Runtime services
A session pod’s containers are decided at pod creation and cannot be changed while the pod is running. This is a Kubernetes invariant, not an x1 design choice. If an agent pre-declares Postgres in its siblings and mid-session decides it also needs Redis, the pod cannot mutate to add it.
This doc specifies the out-of-pod escape valve for that case: the request_service flow, a mid-session pattern that creates an ephemeral Deployment + Service accessible from the session pod via in-cluster DNS, and that tears down with the session.
Companion docs:
- Siblings — the static, pre-declared service containers that run in the session pod itself. Use these whenever the need can be pre-declared.
- Permission grants — the approval model this flow extends.
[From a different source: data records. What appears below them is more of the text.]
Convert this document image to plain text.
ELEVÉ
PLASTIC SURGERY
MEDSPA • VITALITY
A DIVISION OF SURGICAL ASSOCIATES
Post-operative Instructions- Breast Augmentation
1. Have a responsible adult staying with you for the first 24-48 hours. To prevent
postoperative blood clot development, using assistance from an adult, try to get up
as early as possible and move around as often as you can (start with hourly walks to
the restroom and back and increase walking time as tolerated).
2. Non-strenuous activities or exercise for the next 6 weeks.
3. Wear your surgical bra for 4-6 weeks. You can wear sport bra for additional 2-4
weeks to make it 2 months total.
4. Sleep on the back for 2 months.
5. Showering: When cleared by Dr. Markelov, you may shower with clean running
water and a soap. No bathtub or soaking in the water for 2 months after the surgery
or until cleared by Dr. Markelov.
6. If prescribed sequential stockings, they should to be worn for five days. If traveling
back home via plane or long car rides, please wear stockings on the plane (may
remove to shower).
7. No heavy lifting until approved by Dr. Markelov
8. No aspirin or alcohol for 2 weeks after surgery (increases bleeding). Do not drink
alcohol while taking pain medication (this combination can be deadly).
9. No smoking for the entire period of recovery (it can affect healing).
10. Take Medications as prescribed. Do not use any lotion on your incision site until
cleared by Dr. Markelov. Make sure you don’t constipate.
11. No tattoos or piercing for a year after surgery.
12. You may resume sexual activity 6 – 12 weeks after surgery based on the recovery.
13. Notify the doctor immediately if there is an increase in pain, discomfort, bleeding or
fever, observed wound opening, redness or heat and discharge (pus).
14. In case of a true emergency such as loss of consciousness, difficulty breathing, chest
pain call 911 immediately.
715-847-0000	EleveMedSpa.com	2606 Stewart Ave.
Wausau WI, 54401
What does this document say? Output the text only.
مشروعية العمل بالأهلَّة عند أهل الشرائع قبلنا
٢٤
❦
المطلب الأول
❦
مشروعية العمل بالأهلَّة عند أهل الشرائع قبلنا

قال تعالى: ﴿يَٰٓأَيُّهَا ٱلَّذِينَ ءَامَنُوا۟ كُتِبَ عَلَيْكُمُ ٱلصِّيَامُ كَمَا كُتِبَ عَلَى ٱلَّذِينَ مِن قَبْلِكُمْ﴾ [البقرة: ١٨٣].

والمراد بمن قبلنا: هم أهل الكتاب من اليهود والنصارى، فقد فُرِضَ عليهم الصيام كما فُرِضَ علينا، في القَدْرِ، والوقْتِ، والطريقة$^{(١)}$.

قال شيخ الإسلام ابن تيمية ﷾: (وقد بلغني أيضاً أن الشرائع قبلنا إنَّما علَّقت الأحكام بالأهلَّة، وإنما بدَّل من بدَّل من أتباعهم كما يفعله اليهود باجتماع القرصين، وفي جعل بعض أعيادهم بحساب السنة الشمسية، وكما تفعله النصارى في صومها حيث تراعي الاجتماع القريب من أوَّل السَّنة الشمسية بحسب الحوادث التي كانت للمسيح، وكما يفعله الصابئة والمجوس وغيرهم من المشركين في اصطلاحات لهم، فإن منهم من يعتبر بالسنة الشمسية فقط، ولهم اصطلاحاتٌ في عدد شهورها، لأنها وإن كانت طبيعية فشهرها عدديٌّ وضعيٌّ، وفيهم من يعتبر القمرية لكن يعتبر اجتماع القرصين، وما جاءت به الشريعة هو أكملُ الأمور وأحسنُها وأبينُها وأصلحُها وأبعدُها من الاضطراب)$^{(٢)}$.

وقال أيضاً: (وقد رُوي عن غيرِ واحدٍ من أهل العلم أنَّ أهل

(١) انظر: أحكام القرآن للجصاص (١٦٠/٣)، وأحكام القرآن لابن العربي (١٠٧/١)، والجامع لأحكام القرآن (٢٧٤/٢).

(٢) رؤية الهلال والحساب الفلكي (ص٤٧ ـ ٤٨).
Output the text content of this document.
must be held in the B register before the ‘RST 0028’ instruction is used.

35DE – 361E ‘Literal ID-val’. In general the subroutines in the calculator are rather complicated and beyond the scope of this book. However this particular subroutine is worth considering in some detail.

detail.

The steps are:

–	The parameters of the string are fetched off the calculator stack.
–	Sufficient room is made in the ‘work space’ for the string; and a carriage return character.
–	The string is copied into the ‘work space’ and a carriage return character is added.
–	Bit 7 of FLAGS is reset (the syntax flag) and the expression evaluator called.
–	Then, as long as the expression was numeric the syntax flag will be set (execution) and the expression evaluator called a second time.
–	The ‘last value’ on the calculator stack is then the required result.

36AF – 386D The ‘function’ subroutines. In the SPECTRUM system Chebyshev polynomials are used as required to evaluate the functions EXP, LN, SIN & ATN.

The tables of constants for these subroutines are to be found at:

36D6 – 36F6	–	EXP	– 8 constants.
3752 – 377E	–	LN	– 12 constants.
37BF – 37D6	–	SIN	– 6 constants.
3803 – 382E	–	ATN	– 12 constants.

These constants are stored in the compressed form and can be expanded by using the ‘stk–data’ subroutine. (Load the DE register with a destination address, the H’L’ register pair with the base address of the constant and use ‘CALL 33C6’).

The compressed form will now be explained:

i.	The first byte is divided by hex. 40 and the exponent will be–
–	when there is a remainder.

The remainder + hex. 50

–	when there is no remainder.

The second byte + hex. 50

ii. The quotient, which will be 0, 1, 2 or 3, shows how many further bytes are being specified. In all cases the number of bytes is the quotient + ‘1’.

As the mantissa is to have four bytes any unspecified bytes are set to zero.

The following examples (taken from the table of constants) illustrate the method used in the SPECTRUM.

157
When to use this vs siblings
Section titled “When to use this vs siblings”| Concern | Use siblings | Use runtime services |
|---|---|---|
| ”Every session for this agent will need Postgres” | ✓ | |
| “This image always needs Postgres” | ✓ | |
| “The agent decided mid-session that it needs Redis for this one task” | ✓ | |
| “The agent is building an app and wants to add a queue now” | ✓ | |
| “The agent hit an error and realized it needs a different service” | ✓ |
Prefer siblings. They’re faster (local to the pod, no cluster-network hop), they don’t require an approval round-trip, and they don’t consume additional workspace namespace resources. Runtime services exist for the genuine “the agent didn’t know until now” case.
The flow
Section titled “The flow”sequenceDiagram
participant A as Agent
participant S as Sidecar
participant N as NATS
participant UI as Browser
participant API as API
participant K8s as K8s
A->>S: request_service(name, image, env?, ports?)
S->>N: publish agent.service_request
N->>UI: stream event
UI->>UI: render modal on session page
UI->>API: POST /sessions/:id/services (Approve)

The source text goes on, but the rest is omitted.